Foodie Corner

Hot Pot – More than Fondue Chinoise

The holidays are just around the corner, and in many Swiss homes, Fondue Chinoise will be served for Christmas or New Year’s Eve. Little did people know about the origin of the dish back in the 1970s, when it first came to Switzerland. It was adapted to the local taste – and what was lost as a result! Only dipping meat in the stock does not do justice to the variety of the meal.

In China, hotpot (火锅) has been said to be on the menu for almost 2000 years. Meanwhile, there are countless local variations and modern adaptations. We have made a compilation of some of the most famous ones and also some surprising ones. To really make your mouth water we have added videos where you can watch the hotpots being prepared and then enjoyed.

Yuanyang  Hotpot (鸳鸯火锅)

The yuanyang hotpot comes in a pot that is divided in two parts, one of which is spicy and one of which is non-spicy. The name derives from the yuanyang or mandarin ducks: the birds that throughout Chinese history have represented the love of two people. To have a perfectly harmonious love relationship one part must love spicy food while the other part must hate it. This way the life of the lovers would always be in balance.

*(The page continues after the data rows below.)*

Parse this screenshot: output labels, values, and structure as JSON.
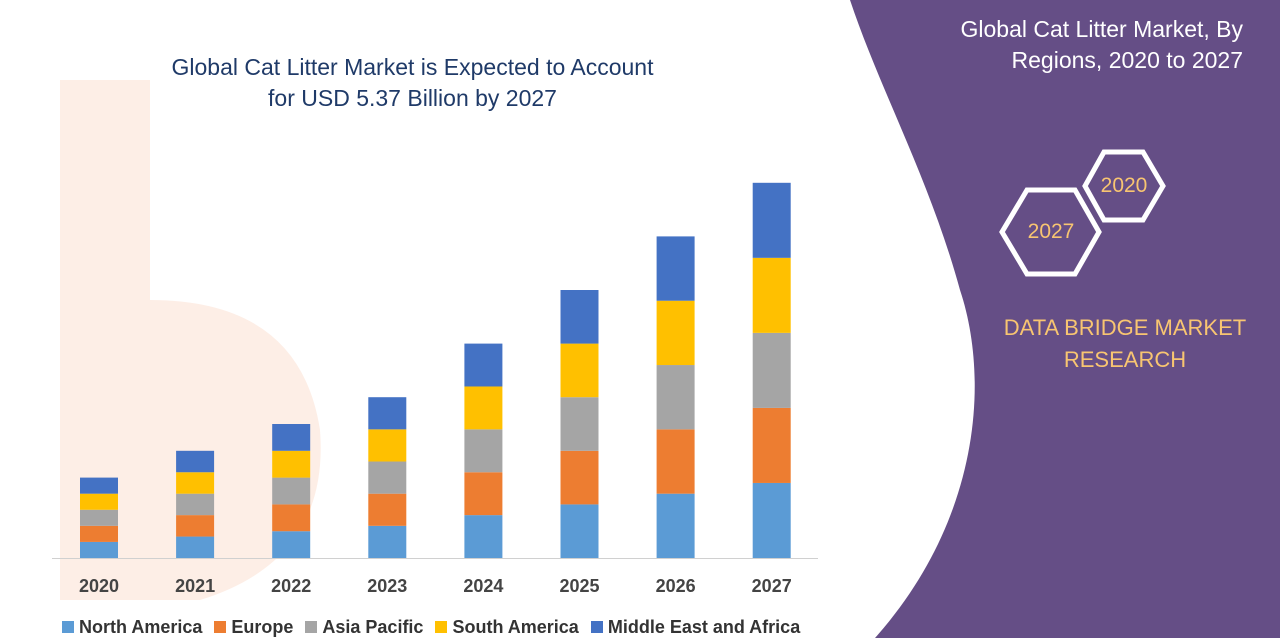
{
  "title": "Global Cat Litter Market is Expected to Account for USD 5.37 Billion by 2027",
  "title_lines": [
    "Global Cat Litter Market is Expected to Account",
    "for USD 5.37 Billion by 2027"
  ],
  "side_panel": {
    "title_lines": [
      "Global Cat Litter Market, By",
      "Regions, 2020 to 2027"
    ],
    "hex_labels": [
      "2020",
      "2027"
    ],
    "brand_lines": [
      "DATA BRIDGE MARKET",
      "RESEARCH"
    ]
  },
  "colors": {
    "panel": "#654e86",
    "hex_stroke": "#ffffff",
    "accent_text": "#f8c571",
    "title_text": "#1f3a68"
  },
  "chart_data": {
    "type": "bar",
    "stacked": true,
    "categories": [
      "2020",
      "2021",
      "2022",
      "2023",
      "2024",
      "2025",
      "2026",
      "2027"
    ],
    "series": [
      {
        "name": "North America",
        "color": "#5b9bd5",
        "values": [
          0.6,
          0.8,
          1.0,
          1.2,
          1.6,
          2.0,
          2.4,
          2.8
        ]
      },
      {
        "name": "Europe",
        "color": "#ed7d31",
        "values": [
          0.6,
          0.8,
          1.0,
          1.2,
          1.6,
          2.0,
          2.4,
          2.8
        ]
      },
      {
        "name": "Asia Pacific",
        "color": "#a5a5a5",
        "values": [
          0.6,
          0.8,
          1.0,
          1.2,
          1.6,
          2.0,
          2.4,
          2.8
        ]
      },
      {
        "name": "South America",
        "color": "#ffc000",
        "values": [
          0.6,
          0.8,
          1.0,
          1.2,
          1.6,
          2.0,
          2.4,
          2.8
        ]
      },
      {
        "name": "Middle East and Africa",
        "color": "#4472c4",
        "values": [
          0.6,
          0.8,
          1.0,
          1.2,
          1.6,
          2.0,
          2.4,
          2.8
        ]
      }
    ],
    "legend_position": "bottom",
    "grid": false
  }
}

Guizhou Sour Soup Hotpot (贵州酸汤火锅)

Guizhou is a province located in the southwest of china. The sour soup is its specialty. Because it is very humid and food spoils easily, locals learned to preserve soup by using substances like vinegar which is why most of the food in Guizhou tastes sour.

Chongqing Hotpot (重庆火锅)

The infamous Chongqing Hotpot is defined by the tastes numb and spicy (麻辣). It is served in a pot that is split in nine parts. The compartments serve a community purpose. In the past, the villagers used to sit outside together at the hotpot meal and everyone tossed their ingredients into their compartment. Of course, you can also enjoy chongqing hotpot from a pot that is not subdivided.

JiangZhe Chrysanthemum Hotpot (江浙菊花暖锅)

A very special hotpot where chrysanthemum is washed and put in the hotpot soup while the meat is being cooked. The scent of the flower will seep into the meat and make it even more aromatic and delicious.

Beijing Style Lamb Hotpot (北京羊肉涮锅)

This hotpot originates in the Qing dynasty over 200 years ago when emperors Kangxi and Qianlong served it during imperial feasts. This pot is mainly about eating the lamb. The lamb is cut paper-thin, every piece is cut to perfection with the perfect amount of fat and lean meat.

Yunnan-Style Hotpot (云南滇味火锅)

Yunnan is a province located in southwestern china. This hotpot focuses on fresh vegetables but will always include sliced sausages and paper-thin beef, pork, chicken and fish. The vegetables are highlighted by fresh mushrooms like wood ears.

Leshan Style Coldpot Skewers (乐山式冷锅串串)

This dish is not actually a hotpot, but a coldpot. The soup consists mainly of chili oil and is served cold. The ingredients are pre-cooked and dipped in the soup on skewers. The coldpot has its origins in the province of Sichuan – like the famous Chongqing hotpot. It is as spicy as its cousin if not even more spicy. Typical meats for dipping are chicken legs, the belly of the water buffalo and pigeon breast. Of course bamboo shoots, mushrooms, vegetables and tofu can be added to ones liking.